Inevitably, Lynn’s achievements have attracted many awards, but also many responsibilities. The interdisciplinary nature of her research achievements is illustrated by her election to the Fellowship of the Institute of Chemical Engineers, the Royal Society of Chemistry, the Institute of Physics and the Royal Academy of Engineering.  Lynn was elected to the Fellowship of the Royal Society in 2004, and awarded an OBE (for services to chemistry) in 2001 and a CBE (for services to chemical engineering) in 2009.  She has been a Miller Visiting Professor at the University of California, Berkeley in 1996 and is currently an Honorary Professor at Beijing University of Chemical Technology and a Visiting Professor at Nanyang Technical University in Singapore.

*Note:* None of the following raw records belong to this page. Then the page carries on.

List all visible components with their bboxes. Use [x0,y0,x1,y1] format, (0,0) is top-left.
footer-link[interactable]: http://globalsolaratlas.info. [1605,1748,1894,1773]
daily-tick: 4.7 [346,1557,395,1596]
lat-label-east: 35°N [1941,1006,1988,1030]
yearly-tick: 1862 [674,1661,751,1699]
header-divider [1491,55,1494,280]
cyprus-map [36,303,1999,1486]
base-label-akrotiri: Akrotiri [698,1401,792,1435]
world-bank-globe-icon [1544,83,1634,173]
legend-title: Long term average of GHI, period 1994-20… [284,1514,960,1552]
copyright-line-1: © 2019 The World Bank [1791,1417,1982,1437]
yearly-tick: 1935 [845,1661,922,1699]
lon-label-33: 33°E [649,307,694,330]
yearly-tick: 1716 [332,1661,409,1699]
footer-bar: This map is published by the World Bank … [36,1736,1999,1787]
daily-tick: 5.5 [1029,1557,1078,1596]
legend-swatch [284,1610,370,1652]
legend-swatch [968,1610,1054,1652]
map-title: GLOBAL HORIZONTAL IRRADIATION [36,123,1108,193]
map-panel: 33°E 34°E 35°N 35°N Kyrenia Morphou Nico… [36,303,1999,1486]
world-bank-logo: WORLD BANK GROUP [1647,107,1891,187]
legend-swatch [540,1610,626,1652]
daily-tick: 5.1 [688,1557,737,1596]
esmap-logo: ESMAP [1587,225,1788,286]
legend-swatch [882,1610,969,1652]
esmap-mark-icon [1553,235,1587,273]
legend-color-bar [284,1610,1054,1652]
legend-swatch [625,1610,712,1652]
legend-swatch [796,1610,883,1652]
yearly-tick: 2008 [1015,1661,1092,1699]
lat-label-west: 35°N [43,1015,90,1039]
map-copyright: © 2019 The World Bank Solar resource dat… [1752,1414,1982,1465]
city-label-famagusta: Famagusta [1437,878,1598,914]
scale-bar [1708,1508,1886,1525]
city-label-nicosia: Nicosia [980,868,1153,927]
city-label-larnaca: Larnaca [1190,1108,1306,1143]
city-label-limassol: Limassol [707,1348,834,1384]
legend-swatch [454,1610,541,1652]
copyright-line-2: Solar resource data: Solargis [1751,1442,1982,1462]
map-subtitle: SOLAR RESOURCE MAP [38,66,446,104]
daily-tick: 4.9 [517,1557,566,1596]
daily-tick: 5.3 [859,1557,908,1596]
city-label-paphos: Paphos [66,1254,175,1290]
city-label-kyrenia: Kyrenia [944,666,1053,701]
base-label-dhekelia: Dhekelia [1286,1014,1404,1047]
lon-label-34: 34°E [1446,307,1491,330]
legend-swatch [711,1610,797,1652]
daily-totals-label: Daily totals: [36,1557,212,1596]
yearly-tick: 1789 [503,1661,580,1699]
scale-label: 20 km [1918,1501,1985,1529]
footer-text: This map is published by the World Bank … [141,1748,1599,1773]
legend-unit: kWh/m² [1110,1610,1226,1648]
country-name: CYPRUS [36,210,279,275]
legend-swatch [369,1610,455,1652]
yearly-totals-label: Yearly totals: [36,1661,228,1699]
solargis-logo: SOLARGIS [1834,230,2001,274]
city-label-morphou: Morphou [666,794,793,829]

To Lynn’s enormous credit, she has succeeded in combining her world leading research with a full share of high profile leadership duties.  Lynn was Head of the Department of Chemical Engineering at Cambridge for the four years prior to her appointment as Pro-Vice Chancellor for Research in 2010.  She was a longstanding advisor and consultant for Unilever and has recently been appointed to Shell Science Council. Lynn was a member of the Chemical Engineering panel in the Research Assessment Exercises in 2001 and 2008, and has a distinguished record of service for EPSRC – the UK research council with primary responsibility for supporting engineering and science. Lynn also serves on committees of the Royal Society and the Royal Academy of Engineering, but the final responsibility I wish to share with you is her membership of the international panel for the award of the first ever Queen Elizabeth Prize for Engineering. This is a major new award, established to recognise engineering achievements and to highlight the importance of engineering in transforming our lives. In time, it is hoped the Queen Elizabeth Prize will acquire a status equal to that of the Nobel Prizes for sciences, medicine, literature and peace. Nominations came from all engineering disciplines and, given that this was the first such award, selecting the winner was an exciting, but also challenging, task.  In the event, the £1m prize was awarded to five engineers credited with creating the internet and the World Wide Web, who received their prize from the Queen on 25 June.

Mr Pro Vice-Chancellor, a succession of physics-oriented school pupils have surely been disadvantaged by Lynn’s change of career plan in 1983, but the scale, the quality and the impact of her subsequent scientific achievements and contributions should serve as an inspiration to us all.  I present Professor Lynn Gladden as eminently worthy of the degree of Doctor of Science, honoris causa.